Diantara kelemahan positivisme adalah:

  1. Analisis biologik yang ditransformasikan ke dalam analisis sosial dinilai sebagai akar terpuruknya nilai-nilai spiritual dan bahkan nilai-nilai kemanusiaan. Hal ini dikarenakan manusia tereduksi ke dalam pengertian fisik-biologik.

  2. Akibat dari ketidakpercayaannya terhadap sesuatu yang tidak dapat diuji kebenarannya, maka faham ini akan mengakibatkan banyaknya manusia yang nantinya tidak percaya kepada Tuhan, Malaikat, Setan, surga dan neraka. Padahal yang demikian itu didalam ajaran Agama adalah benar kebenarannya dan keberadaannya.
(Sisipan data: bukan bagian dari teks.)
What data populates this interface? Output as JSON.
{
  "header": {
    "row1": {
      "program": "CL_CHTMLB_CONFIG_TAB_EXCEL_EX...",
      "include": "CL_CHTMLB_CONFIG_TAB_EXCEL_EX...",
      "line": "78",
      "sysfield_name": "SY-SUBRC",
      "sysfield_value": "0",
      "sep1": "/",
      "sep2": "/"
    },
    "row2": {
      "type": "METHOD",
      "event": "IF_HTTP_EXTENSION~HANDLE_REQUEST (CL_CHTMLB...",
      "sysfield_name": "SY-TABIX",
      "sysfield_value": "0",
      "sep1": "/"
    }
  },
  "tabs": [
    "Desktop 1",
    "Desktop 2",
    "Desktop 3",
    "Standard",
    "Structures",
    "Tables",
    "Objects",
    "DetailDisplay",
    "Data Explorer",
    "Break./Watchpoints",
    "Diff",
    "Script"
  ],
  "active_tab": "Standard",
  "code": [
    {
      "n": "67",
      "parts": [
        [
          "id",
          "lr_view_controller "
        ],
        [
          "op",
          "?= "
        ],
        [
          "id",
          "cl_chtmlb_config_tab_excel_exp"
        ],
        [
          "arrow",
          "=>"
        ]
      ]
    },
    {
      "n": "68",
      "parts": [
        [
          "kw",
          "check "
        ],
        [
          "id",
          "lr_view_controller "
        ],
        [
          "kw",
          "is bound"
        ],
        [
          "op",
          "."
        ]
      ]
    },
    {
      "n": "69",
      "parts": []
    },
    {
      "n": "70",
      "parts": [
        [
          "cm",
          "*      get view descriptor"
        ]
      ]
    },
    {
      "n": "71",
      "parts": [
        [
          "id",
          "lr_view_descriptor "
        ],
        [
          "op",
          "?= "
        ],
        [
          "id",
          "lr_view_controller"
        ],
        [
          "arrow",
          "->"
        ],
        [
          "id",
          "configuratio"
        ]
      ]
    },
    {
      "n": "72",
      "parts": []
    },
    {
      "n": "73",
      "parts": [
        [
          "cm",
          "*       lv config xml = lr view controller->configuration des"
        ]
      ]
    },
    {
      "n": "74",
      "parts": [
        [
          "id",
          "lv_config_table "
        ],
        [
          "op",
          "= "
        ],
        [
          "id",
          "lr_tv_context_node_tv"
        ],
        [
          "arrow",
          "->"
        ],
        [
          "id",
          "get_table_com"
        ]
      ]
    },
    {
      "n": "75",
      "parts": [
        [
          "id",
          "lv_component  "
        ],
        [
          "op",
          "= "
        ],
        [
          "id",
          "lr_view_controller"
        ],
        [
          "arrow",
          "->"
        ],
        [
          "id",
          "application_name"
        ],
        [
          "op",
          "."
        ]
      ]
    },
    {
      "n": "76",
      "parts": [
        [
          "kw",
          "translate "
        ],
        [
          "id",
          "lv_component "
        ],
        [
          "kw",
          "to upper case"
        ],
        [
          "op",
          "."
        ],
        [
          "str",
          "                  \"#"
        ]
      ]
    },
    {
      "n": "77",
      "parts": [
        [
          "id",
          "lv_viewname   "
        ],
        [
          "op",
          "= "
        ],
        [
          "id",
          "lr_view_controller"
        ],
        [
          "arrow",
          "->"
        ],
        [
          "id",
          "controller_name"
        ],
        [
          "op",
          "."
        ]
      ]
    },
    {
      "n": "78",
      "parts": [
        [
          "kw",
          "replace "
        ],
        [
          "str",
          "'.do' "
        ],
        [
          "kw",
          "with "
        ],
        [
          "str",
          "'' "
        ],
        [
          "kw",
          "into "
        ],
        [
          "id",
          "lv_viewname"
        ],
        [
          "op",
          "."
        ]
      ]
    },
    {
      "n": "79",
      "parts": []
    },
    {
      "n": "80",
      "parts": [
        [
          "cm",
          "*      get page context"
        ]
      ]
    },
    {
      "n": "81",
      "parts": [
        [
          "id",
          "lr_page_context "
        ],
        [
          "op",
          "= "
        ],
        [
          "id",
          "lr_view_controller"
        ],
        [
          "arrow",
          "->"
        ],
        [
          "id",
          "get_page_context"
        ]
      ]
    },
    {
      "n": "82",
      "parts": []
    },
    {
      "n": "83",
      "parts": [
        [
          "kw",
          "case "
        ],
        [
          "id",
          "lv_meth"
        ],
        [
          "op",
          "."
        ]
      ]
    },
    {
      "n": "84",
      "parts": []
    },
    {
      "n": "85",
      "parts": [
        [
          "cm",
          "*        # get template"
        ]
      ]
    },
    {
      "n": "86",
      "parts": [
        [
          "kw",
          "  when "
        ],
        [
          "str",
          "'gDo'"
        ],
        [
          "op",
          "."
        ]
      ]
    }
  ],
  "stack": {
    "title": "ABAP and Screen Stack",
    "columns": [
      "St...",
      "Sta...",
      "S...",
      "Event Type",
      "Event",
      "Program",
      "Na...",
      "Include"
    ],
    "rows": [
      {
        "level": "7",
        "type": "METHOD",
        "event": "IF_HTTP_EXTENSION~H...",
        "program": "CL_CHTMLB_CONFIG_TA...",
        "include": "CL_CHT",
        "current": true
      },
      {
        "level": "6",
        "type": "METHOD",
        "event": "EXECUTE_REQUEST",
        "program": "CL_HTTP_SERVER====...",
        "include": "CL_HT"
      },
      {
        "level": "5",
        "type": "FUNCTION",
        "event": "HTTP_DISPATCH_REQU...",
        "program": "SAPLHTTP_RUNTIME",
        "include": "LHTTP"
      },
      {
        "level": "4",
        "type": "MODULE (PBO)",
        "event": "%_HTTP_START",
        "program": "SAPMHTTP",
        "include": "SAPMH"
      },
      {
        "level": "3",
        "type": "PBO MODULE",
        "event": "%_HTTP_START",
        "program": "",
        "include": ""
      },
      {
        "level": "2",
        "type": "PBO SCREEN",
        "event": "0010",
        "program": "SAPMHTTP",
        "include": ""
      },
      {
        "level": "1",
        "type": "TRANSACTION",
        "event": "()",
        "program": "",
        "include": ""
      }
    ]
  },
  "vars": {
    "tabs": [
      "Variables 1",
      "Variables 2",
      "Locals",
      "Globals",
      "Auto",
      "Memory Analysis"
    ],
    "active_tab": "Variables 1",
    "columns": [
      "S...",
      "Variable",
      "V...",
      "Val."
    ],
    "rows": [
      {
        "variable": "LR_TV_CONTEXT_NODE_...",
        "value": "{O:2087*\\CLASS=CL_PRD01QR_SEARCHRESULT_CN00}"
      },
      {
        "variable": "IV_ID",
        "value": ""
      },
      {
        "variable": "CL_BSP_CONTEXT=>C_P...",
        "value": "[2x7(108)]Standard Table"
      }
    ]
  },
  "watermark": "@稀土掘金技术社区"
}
Hal ini ditandai pada saat paham positivisme berkembang pada abad ke 19, jumlah orang yang tidak percaya kepada agama semakin meningkat.

  3. Manusia akan kehilangan makna, seni atau keindahan, sehingga manusia tidak dapat merasa bahagia dan kesenangan itu tidak ada. Karena dalam positivisme semua hal itu dinafikan.

  4. Hanya berhenti pada sesuatu yang nampak dan empiris sehingga tidak dapat menemukan pengetahuan yang valid.

  5. Positivisme pada kenyataannya menitik beratkan pada sesuatu yang nampak yang dapat dijadikan obyek kajiaannya, di mana hal tersebut adalah bergantung kepada panca indera. Padahal perlu diketahui bahwa panca indera manusia adalah terbatas dan tidak sempurna. Sehingga kajiannya terbatas pada hal-hal yang nampak saja, padahal banyak hal yang tidak nampak dapat dijadikan bahan kajian.

  6. Hukum tiga tahap yang diperkenalkan Comte mengesankan dia sebagai teorisi yang optimis, tetapi juga terkesan lincar – seakan setiap tahapan sejarah evolusi merupakan batu pijakan untuk mencapai tahapan berikutnya, untuk kemudian bermuara pada puncak yang digambarkan sebagai masyarakat positivisme. Bias teoritik seperti itu tidak memberikan ruang bagi realitas yang berkembang atas dasar siklus – yakni realitas sejarah berlangsung berulang-ulang tanpa titik akhir sebuah tujuan sejarah yang final.